ÇİT AVI ÇOK TEHLİKELİDİR
Görülebilecek tehlike iki türlüdür. Birincisi çiti elde tutup kendini gizlemek için dışarıya bakamadığından avcı bazen bir uçurumdan aşağı pek ala uçabilir. Dışarıya yanlızca çitin deliklerinden yada çiti kol uzunluğunda önünde tutarak yanlızca ayak uçlarından gördüğü için sıkça düşer. İkinci tür tehlike de hayvanların saldırısıdır. Özellikle yılanlar olanca kin ve hıncı ile saldırır. Çoğu kez önce dikilip ondan sonra şiddetle çite atıldıkları görülmüştür. Avcı elinde çit olduğundan ileriyi göremez. Bu nedenle yılanın saldırılarını da fark etmez. Yılan saldırdığında doğruca çitin arkasına geçmek ister. Yüzyüze çite saldırmak yerine avcıları ayak arasından çitin arkasına geçer. Tabi avcının bacaklarına saldırmaması için bir sebep yok...

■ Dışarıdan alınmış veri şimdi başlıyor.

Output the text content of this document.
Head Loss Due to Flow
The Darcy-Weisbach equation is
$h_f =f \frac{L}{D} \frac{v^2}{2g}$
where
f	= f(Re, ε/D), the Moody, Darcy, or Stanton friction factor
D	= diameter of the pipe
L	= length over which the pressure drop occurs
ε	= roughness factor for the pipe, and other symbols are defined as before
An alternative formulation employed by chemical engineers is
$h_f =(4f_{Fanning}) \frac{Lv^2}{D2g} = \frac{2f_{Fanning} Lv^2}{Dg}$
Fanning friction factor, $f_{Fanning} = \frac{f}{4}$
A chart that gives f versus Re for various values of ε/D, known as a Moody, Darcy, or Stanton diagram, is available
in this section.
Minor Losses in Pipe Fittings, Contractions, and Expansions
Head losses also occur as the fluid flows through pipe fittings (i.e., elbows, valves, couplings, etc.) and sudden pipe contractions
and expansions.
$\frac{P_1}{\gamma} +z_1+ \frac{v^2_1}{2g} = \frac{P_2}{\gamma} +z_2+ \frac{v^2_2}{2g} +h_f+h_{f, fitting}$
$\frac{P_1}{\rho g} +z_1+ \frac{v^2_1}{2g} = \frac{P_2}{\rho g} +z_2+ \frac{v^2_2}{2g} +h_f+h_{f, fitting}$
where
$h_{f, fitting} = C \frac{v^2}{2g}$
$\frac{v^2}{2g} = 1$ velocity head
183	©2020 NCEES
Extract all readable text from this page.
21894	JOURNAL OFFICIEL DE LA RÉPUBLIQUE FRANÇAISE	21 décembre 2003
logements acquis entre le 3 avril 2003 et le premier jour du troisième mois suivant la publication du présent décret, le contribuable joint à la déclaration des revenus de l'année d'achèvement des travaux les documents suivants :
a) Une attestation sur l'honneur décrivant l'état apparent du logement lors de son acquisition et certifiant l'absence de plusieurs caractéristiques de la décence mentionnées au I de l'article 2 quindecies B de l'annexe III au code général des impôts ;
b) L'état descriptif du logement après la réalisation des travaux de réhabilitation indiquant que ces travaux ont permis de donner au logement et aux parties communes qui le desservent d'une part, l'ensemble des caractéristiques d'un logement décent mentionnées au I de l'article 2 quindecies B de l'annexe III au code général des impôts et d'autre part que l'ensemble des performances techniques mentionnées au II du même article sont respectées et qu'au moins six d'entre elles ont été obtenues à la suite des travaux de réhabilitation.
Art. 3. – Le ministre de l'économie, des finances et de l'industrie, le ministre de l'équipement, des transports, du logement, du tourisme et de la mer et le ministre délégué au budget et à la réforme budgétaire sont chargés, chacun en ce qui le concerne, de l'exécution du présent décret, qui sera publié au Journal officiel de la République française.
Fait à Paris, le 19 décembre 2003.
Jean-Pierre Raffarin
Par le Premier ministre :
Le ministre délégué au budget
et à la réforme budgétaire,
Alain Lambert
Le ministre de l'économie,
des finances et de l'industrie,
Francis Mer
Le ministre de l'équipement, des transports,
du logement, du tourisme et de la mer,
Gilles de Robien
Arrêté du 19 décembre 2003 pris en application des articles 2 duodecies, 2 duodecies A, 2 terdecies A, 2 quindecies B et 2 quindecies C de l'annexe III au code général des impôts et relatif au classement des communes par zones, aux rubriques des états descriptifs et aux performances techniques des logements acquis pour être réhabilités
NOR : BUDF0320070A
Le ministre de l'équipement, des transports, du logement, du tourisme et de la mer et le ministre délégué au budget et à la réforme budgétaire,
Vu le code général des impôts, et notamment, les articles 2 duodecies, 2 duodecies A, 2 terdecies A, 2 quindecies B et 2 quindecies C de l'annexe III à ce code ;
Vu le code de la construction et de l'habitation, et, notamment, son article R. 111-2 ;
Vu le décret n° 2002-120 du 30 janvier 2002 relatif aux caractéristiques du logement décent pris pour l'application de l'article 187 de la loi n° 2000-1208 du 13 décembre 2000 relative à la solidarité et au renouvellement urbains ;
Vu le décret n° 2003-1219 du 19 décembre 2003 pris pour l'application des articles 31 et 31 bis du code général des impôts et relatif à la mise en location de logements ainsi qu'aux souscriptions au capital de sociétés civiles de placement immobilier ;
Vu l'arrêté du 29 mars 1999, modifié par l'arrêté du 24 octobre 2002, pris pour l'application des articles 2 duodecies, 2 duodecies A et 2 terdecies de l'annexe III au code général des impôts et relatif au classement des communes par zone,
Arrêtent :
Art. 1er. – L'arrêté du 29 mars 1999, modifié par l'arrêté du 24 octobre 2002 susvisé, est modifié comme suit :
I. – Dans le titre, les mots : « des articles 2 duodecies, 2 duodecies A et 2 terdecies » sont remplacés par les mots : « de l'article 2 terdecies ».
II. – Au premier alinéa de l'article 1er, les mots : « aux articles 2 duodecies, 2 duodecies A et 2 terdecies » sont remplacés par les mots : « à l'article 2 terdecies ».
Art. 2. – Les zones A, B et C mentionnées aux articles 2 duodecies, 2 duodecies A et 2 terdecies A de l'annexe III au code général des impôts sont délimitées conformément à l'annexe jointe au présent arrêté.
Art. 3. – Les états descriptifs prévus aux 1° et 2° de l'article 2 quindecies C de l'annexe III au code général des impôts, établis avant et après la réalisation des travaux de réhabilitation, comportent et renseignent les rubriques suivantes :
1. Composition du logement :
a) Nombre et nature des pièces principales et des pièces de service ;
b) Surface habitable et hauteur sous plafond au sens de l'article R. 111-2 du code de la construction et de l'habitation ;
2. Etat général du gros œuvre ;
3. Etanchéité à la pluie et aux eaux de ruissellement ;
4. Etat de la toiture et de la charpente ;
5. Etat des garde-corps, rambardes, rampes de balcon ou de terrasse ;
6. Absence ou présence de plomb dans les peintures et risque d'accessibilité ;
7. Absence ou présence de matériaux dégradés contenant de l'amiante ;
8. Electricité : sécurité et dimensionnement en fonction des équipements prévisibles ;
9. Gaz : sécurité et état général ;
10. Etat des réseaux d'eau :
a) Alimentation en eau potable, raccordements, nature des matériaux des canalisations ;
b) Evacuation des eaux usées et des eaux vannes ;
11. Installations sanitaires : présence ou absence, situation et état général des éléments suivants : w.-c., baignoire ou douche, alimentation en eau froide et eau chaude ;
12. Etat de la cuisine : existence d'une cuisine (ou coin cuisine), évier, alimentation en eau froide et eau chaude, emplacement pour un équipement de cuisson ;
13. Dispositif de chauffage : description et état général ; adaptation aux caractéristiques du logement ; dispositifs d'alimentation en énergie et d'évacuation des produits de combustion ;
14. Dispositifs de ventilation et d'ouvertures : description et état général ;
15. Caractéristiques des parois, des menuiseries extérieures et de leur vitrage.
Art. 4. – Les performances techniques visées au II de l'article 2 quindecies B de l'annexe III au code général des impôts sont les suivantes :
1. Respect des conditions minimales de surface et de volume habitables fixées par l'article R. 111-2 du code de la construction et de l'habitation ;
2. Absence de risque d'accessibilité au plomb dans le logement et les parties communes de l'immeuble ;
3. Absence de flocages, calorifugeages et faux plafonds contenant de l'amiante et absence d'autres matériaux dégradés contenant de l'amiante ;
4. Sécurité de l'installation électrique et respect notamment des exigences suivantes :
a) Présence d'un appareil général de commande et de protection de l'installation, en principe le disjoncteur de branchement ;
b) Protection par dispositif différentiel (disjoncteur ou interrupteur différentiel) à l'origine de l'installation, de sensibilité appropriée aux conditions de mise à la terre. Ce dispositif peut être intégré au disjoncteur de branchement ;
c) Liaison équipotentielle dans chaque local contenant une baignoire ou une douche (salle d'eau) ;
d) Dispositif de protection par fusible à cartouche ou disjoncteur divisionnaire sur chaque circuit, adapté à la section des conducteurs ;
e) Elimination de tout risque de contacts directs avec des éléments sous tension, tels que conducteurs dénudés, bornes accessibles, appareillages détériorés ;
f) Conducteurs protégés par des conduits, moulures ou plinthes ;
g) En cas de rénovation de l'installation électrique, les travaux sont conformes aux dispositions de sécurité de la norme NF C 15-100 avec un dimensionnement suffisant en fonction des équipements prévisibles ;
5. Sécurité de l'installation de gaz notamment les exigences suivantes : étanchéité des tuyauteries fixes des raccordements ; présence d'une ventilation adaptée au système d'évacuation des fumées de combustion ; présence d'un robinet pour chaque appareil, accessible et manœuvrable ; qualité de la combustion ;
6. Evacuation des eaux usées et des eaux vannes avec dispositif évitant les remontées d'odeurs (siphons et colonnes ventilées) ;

Bu tür tehlike içerisine birde günümüzde nesli kalan ayılar girer. Ayınında çiti görünce şiddetle saldırıya geçtiği çeşitli avcıların hatıralarında dinlenmiştir.
Çitin Elazığ ve Diyarbakır' da dyulduğu, İçel ilçesinde de 1950 yıllarında kullanıldığını, ancak şimdi hiç kullanılmadığı yaptığımız araştırmalardan anlaşılmıştır. Ayrıca İçel yöresinde çite Ala denildiğinide belirtelim.
Hilmi DULKADİR / Avcı Rasgele Dergisi Ocak-Şubat 1990
Bu arada çit avının yasak ve tehlikeli bir av türü olduğunu bir kere daha hatırlatalım.